The attachment of SARA-CoV-2 happens between ACE2 and the receptor binding domain (RBD) on the spike protein. Mutations in this domain can affect the binding affinity of the spike protein for ACE2. S477N, one of the most common mutations reported in the recent variants, is located in the RBD. Today's computational approaches in biology, especially during the SARS-CoV-2 pandemic, assist researchers in predicting a protein's behavior in contact with other proteins in more detail. In this study, we investigated the interactions of the S477N-hACE2 in silico to find the impact of this mutation on its binding affinity for ACE2 and immunity responses using dynamics simulation, protein-protein docking, and immunoinformatics methods. Our computational analysis revealed an increased binding affinity of N477 for ACE2. Four new hydrogen and hydrophobic bonds in the mutant RBD-ACE2 were formed (with S19 and Q24 of ACE2), which do not exist in the wild type. Also, the protein spike structure in this mutation was associated with an increase in stabilization and a decrease in its fluctuations at the atomic level. N477 mutation can be considered as the cause of increased escape from the immune system through MHC-II.

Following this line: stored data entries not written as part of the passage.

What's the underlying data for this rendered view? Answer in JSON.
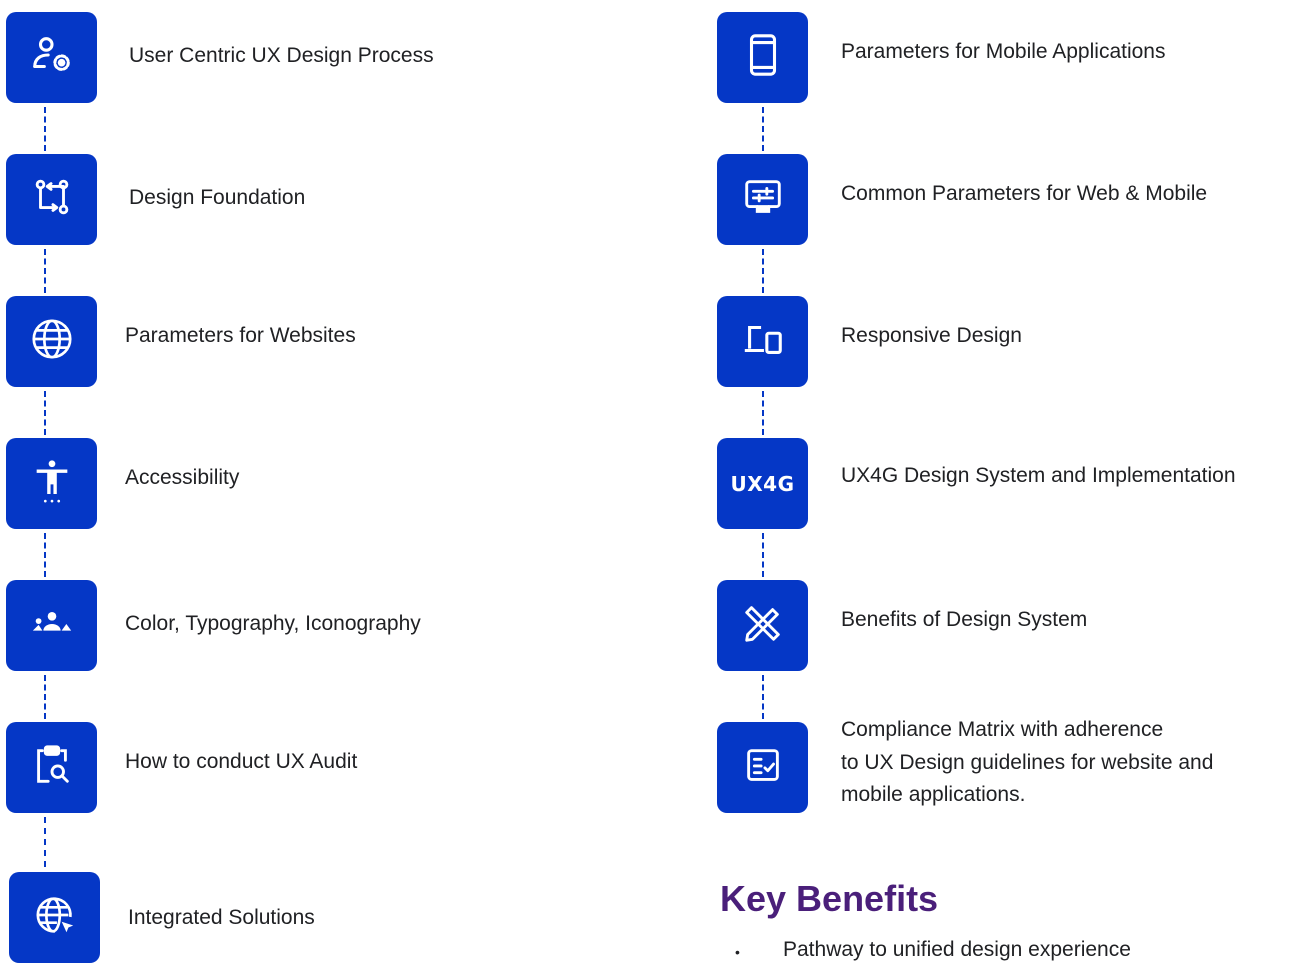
{
  "left_column": [
    {
      "label": "User Centric UX Design Process",
      "icon": "user-settings-icon"
    },
    {
      "label": "Design Foundation",
      "icon": "flow-icon"
    },
    {
      "label": "Parameters for Websites",
      "icon": "globe-icon"
    },
    {
      "label": "Accessibility",
      "icon": "accessibility-icon"
    },
    {
      "label": "Color, Typography, Iconography",
      "icon": "group-icon"
    },
    {
      "label": "How to conduct UX Audit",
      "icon": "clipboard-search-icon"
    },
    {
      "label": "Integrated Solutions",
      "icon": "globe-cursor-icon"
    }
  ],
  "right_column": [
    {
      "label": "Parameters for Mobile Applications",
      "icon": "mobile-icon"
    },
    {
      "label": "Common Parameters for Web & Mobile",
      "icon": "monitor-settings-icon"
    },
    {
      "label": "Responsive Design",
      "icon": "devices-icon"
    },
    {
      "label": "UX4G Design System and Implementation",
      "icon": "ux4g-logo",
      "tile_text": "UX4G"
    },
    {
      "label": "Benefits of Design System",
      "icon": "design-tools-icon"
    },
    {
      "label_lines": [
        "Compliance Matrix with adherence",
        "to UX Design guidelines for website and",
        "mobile applications."
      ],
      "icon": "checklist-icon"
    }
  ],
  "key_benefits": {
    "heading": "Key Benefits",
    "bullets": [
      "Pathway to unified design experience"
    ]
  },
  "colors": {
    "tile": "#0537c6",
    "heading": "#4a1f7a",
    "text": "#202124"
  }
}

严重急性呼吸综合征冠状病毒2(SARS-CoV-2)的附着发生在血管紧张素转换酶2(ACE2)与刺突蛋白上的受体结合域(RBD)之间。该结构域中的突变会影响刺突蛋白与ACE2的结合亲和力。S477N是近期变异株中报告的最常见突变之一,位于RBD中。当今生物学中的计算方法,尤其是在SARS-CoV-2大流行期间,有助于研究人员更详细地预测一种蛋白质与其他蛋白质接触时的行为。在本研究中,我们利用动力学模拟、蛋白质-蛋白质对接和免疫信息学方法,在计算机上研究了S477N-hACE2的相互作用,以发现该突变对其与ACE2结合亲和力和免疫反应的影响。我们的计算分析表明,N477与ACE2的结合亲和力增加。突变型RBD-ACE2中形成了四个新的氢键和疏水键(与ACE2的S19和Q24),而野生型中不存在这些键。此外,这种突变中的蛋白质刺突结构在原子水平上与稳定性增加和波动减少有关。N477突变可被视为通过MHC-II增加从免疫系统逃逸的原因。